Shear had previously fronted a band called Jules and the Polar Bears, but that gig wasn’t the thing that made I.R.S. Records decide to hinge their campaign on him. Instead, he’d been the songwriter behind a couple eighties Top 40 hits: Cyndi Lauper’s “All Through the Night,” and the Bangles’ “If She Knew What She Wants.” This wasn’t exactly Holland-Dozier-Holland territory when it come to hit-making, but in the neglected wilds of college radio, at time largely before bands started enjoying unlikely crossover successes, it was as if Shear had crossed into some mythical promised land and brought back trinkets shaped like golden records to hold up before an awestruck crowd.
It was arguably Shear’s business model of giving songs away that helped sink Reckless Sleepers. The track from the album given the heartiest push was “If We Never Meet Again,” a lovelorn ballad very much in style of the previous Shear-penned hits. At roughly the same time, another version of the song was included on the major label debut from Tommy Conwell and the Young Rumblers. That act also released the song as a single. With the weight (and promotional budget) of Columbia behind it, the Conwell take on the song made it in the Billboard Hot 100. The Reckless Sleepers did not chart.
The band deserved better. Big Boss Sounds is a solid college rock album, completely in line with the prevailing sound of the moment: catchy, homespun, polished but not too glossy, endearingly earnest. “Tried to Please Her” is emblematic of the style, practically designed to be the Lego block linking, say, Game Theory and Let’s Active on an afternoon playlist. The album did perform well on college radio, but not quite well enough. Reckless Sleepers didn’t last, scattering the band members to other projects and Shear to an MTV hosting job he exited right before the program became a sensation.

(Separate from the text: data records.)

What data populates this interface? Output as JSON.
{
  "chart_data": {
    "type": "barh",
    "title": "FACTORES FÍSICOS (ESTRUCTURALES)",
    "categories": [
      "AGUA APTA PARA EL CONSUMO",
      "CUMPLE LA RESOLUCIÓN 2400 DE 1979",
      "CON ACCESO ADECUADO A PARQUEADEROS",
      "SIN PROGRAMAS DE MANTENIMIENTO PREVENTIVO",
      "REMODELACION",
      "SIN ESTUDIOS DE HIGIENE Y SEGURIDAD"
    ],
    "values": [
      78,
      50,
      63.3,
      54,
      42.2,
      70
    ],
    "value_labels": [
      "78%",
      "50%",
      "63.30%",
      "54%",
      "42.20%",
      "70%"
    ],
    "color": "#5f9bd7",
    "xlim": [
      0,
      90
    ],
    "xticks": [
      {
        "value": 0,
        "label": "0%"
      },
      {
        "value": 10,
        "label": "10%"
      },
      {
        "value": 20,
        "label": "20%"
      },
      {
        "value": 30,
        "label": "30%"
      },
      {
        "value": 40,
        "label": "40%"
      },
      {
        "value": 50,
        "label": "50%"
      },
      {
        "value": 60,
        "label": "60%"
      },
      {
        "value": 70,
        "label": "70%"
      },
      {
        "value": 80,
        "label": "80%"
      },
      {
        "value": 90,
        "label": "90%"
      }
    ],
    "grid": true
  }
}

Listen or download —> Reckless Sleepers, “Tried to Please Her”
(Disclaimer: I could be wrong, but I don’t believe Big Boss Sounds is current available in a physical format that can purchased in such a way that it simultaneously benefits the original artist and the proprietor of your favorite local, independently owned record store. Since the music business favors songwriters, going out and buying greatest hits collections from either Lauper or the Bangles would presumably put some change in Shear’s pocket, if you’re so inclined. And Reckless Sleepers guitarist Jimmy Vivino might appreciate it if you watch Conan, and then patronize their commercial sponsors. Basically, I believe I’m on solid ethical ground in sharing this song in this space at this time. Even so, I will gladly and promptly remove the file from my little corner of the digital world if asked to do so by any individual or entity with due authority to make such a request.)